Olup bitenler bırakın şansı, mucize sınırlarını da aştı... Ama sonuçtan memnunuz.. Fakir millet sevindi... Son yıllarda hep aşağılandığı ve ezildiği için alınan sonuçlar karşısında bir öfke ve sevinç patlaması yaşıyor. Ezilmeye katlanamadığının da bir ifadesi bu... Aynı zamanda Türk bayrağını göğsüne takıp “Türkiye” diye bağırmanın da mutluluğunu duyuyor... Son yıllarda malumunuz “Türküm” demek neredeyse ırkçılık sayılır olmuştu... Ülkenin başbakanı bile “Türküm” demiyordu... Başarılı sonuçlar ortak sıfatımızla buluşmamızı da sağladı denebilir... (Biz Türk sözcüğünün bir ırkı değil, bu ülkenin tüm vatandaşlarını temsil ettiğine inananlardanız...)
Neticede... İyi geldi bu mucize... Tabii çalışmadan kazanma hevesimizi körükleyebilir ama... Şimdilik iyi!

Haberin Devamı

İş kuyruğu
Adamın biri iş bulmak için İstanbul’da İşçi Bulma Kurumu’na müracaat etmiş.

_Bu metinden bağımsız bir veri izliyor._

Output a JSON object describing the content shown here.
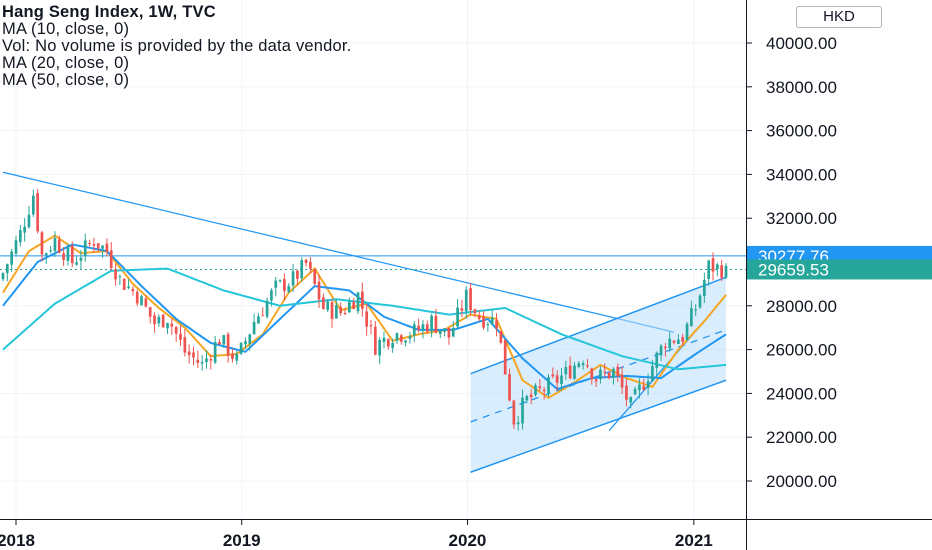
{
  "legend": {
    "title": "Hang Seng Index, 1W, TVC",
    "lines": [
      "MA (10, close, 0)",
      "Vol: No volume is provided by the data vendor.",
      "MA (20, close, 0)",
      "MA (50, close, 0)"
    ]
  },
  "currency": "HKD",
  "colors": {
    "up": "#26a69a",
    "down": "#ef5350",
    "ma10": "#f5a623",
    "ma20": "#2196f3",
    "ma50": "#26c6da",
    "trendline": "#2196f3",
    "channel_fill": "#bbdefb",
    "tag_blue": "#2196f3",
    "tag_teal": "#26a69a"
  },
  "chart_data": {
    "type": "candlestick",
    "title": "Hang Seng Index, 1W, TVC",
    "xlabel": "",
    "ylabel": "",
    "ylim": [
      18500,
      41600
    ],
    "xlim": [
      "2017-12-11",
      "2021-02-22"
    ],
    "y_ticks": [
      "40000.00",
      "38000.00",
      "36000.00",
      "34000.00",
      "32000.00",
      "28000.00",
      "26000.00",
      "24000.00",
      "22000.00",
      "20000.00"
    ],
    "y_tick_values": [
      40000,
      38000,
      36000,
      34000,
      32000,
      28000,
      26000,
      24000,
      22000,
      20000
    ],
    "x_ticks": [
      {
        "label": "2018",
        "date": "2018-01-01"
      },
      {
        "label": "2019",
        "date": "2019-01-01"
      },
      {
        "label": "2020",
        "date": "2020-01-01"
      },
      {
        "label": "2021",
        "date": "2021-01-01"
      }
    ],
    "price_tags": [
      {
        "value": 30277.76,
        "label": "30277.76",
        "color": "#2196f3"
      },
      {
        "value": 29659.53,
        "label": "29659.53",
        "color": "#26a69a"
      }
    ],
    "horizontal_lines": [
      {
        "value": 30277.76,
        "style": "solid",
        "color": "#2196f3"
      },
      {
        "value": 29659.53,
        "style": "dotted",
        "color": "#26a69a"
      }
    ],
    "close_anchors": [
      [
        "2017-12-11",
        29500
      ],
      [
        "2018-01-08",
        31300
      ],
      [
        "2018-01-29",
        33100
      ],
      [
        "2018-02-12",
        30300
      ],
      [
        "2018-03-05",
        31000
      ],
      [
        "2018-04-02",
        30000
      ],
      [
        "2018-05-07",
        31000
      ],
      [
        "2018-05-28",
        30500
      ],
      [
        "2018-06-18",
        29200
      ],
      [
        "2018-07-16",
        28500
      ],
      [
        "2018-08-13",
        27200
      ],
      [
        "2018-09-03",
        27500
      ],
      [
        "2018-10-01",
        25900
      ],
      [
        "2018-10-29",
        25300
      ],
      [
        "2018-11-26",
        26500
      ],
      [
        "2018-12-24",
        25500
      ],
      [
        "2019-01-21",
        27300
      ],
      [
        "2019-02-25",
        28800
      ],
      [
        "2019-03-25",
        29200
      ],
      [
        "2019-04-15",
        29900
      ],
      [
        "2019-05-13",
        27900
      ],
      [
        "2019-06-10",
        27700
      ],
      [
        "2019-07-08",
        28500
      ],
      [
        "2019-08-05",
        26200
      ],
      [
        "2019-09-02",
        26700
      ],
      [
        "2019-10-07",
        26800
      ],
      [
        "2019-11-04",
        27300
      ],
      [
        "2019-12-02",
        26600
      ],
      [
        "2019-12-30",
        28400
      ],
      [
        "2020-01-20",
        27500
      ],
      [
        "2020-02-17",
        27300
      ],
      [
        "2020-03-16",
        22800
      ],
      [
        "2020-04-06",
        23700
      ],
      [
        "2020-05-04",
        24200
      ],
      [
        "2020-06-08",
        24900
      ],
      [
        "2020-07-06",
        25700
      ],
      [
        "2020-07-27",
        24700
      ],
      [
        "2020-08-24",
        25000
      ],
      [
        "2020-09-21",
        23400
      ],
      [
        "2020-10-19",
        24900
      ],
      [
        "2020-11-16",
        26400
      ],
      [
        "2020-12-14",
        26600
      ],
      [
        "2021-01-04",
        27900
      ],
      [
        "2021-01-25",
        29800
      ],
      [
        "2021-02-15",
        29700
      ],
      [
        "2021-02-22",
        29500
      ]
    ],
    "series": [
      {
        "name": "MA (10, close, 0)",
        "values": [
          [
            "2017-12-11",
            28600
          ],
          [
            "2018-01-22",
            30500
          ],
          [
            "2018-03-05",
            31200
          ],
          [
            "2018-04-16",
            30400
          ],
          [
            "2018-05-28",
            30500
          ],
          [
            "2018-07-09",
            29000
          ],
          [
            "2018-08-20",
            27900
          ],
          [
            "2018-10-01",
            27000
          ],
          [
            "2018-11-12",
            25700
          ],
          [
            "2018-12-24",
            25800
          ],
          [
            "2019-02-04",
            26700
          ],
          [
            "2019-03-18",
            28600
          ],
          [
            "2019-04-29",
            29700
          ],
          [
            "2019-06-10",
            27800
          ],
          [
            "2019-07-22",
            28100
          ],
          [
            "2019-09-02",
            26400
          ],
          [
            "2019-10-14",
            26700
          ],
          [
            "2019-11-25",
            26900
          ],
          [
            "2020-01-06",
            27600
          ],
          [
            "2020-02-17",
            27400
          ],
          [
            "2020-03-30",
            24600
          ],
          [
            "2020-05-11",
            23800
          ],
          [
            "2020-06-22",
            24500
          ],
          [
            "2020-08-03",
            25300
          ],
          [
            "2020-09-14",
            24700
          ],
          [
            "2020-10-26",
            24300
          ],
          [
            "2020-12-07",
            26000
          ],
          [
            "2021-01-18",
            27300
          ],
          [
            "2021-02-22",
            28500
          ]
        ]
      },
      {
        "name": "MA (20, close, 0)",
        "values": [
          [
            "2017-12-11",
            28000
          ],
          [
            "2018-02-05",
            30000
          ],
          [
            "2018-04-02",
            30800
          ],
          [
            "2018-05-28",
            30500
          ],
          [
            "2018-07-23",
            28900
          ],
          [
            "2018-09-17",
            27400
          ],
          [
            "2018-11-12",
            26300
          ],
          [
            "2019-01-07",
            25900
          ],
          [
            "2019-03-04",
            27400
          ],
          [
            "2019-04-29",
            28900
          ],
          [
            "2019-06-24",
            28700
          ],
          [
            "2019-08-19",
            27500
          ],
          [
            "2019-10-14",
            26900
          ],
          [
            "2019-12-09",
            26900
          ],
          [
            "2020-02-03",
            27400
          ],
          [
            "2020-03-30",
            25600
          ],
          [
            "2020-05-25",
            24200
          ],
          [
            "2020-07-20",
            24700
          ],
          [
            "2020-09-14",
            24800
          ],
          [
            "2020-11-09",
            24700
          ],
          [
            "2021-01-04",
            25800
          ],
          [
            "2021-02-22",
            26700
          ]
        ]
      },
      {
        "name": "MA (50, close, 0)",
        "values": [
          [
            "2017-12-11",
            26000
          ],
          [
            "2018-03-05",
            28100
          ],
          [
            "2018-06-04",
            29600
          ],
          [
            "2018-09-03",
            29700
          ],
          [
            "2018-12-03",
            28700
          ],
          [
            "2019-03-04",
            28000
          ],
          [
            "2019-06-03",
            28300
          ],
          [
            "2019-09-02",
            28000
          ],
          [
            "2019-12-02",
            27600
          ],
          [
            "2020-03-02",
            27900
          ],
          [
            "2020-06-01",
            26700
          ],
          [
            "2020-09-07",
            25700
          ],
          [
            "2020-12-07",
            25100
          ],
          [
            "2021-02-22",
            25300
          ]
        ]
      }
    ],
    "drawings": [
      {
        "type": "trendline",
        "from": [
          "2017-12-11",
          34100
        ],
        "to": [
          "2020-11-30",
          26800
        ]
      },
      {
        "type": "channel",
        "from": [
          "2020-01-06",
          24900
        ],
        "to": [
          "2021-02-22",
          29300
        ],
        "lower_from": [
          "2020-01-06",
          20400
        ],
        "lower_to": [
          "2021-02-22",
          24600
        ],
        "mid_from": [
          "2020-01-06",
          22700
        ],
        "mid_to": [
          "2021-02-22",
          26900
        ]
      },
      {
        "type": "trendline",
        "from": [
          "2020-08-17",
          22300
        ],
        "to": [
          "2021-01-18",
          27300
        ]
      }
    ]
  }
}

- Evet bir iş var... demiş ilgili memur. Rus dans grubu birini arıyor.Tüm yapılacak iş kızların soyunmasına, giyinmesine yardım etmek, günde iki kez vücutlarını bebek yağı ile yağlamak, göğüslerinin ucuna parlak küçük yıldızlar yapıştırmak falan...
Sevinçten gözleri parlamış adamın;
- Ohhh çok iyi, hemen başlayabilirim, demiş.
- Tamam.. O zaman yarın sabah yedide Adapazarı’nda olabilir misiniz?
- Neden? İş Adapazarı’nda mı?
- Hayır, iş İstanbul’da.. Fakat başvuru kuyruğunun sonu şu anda orada!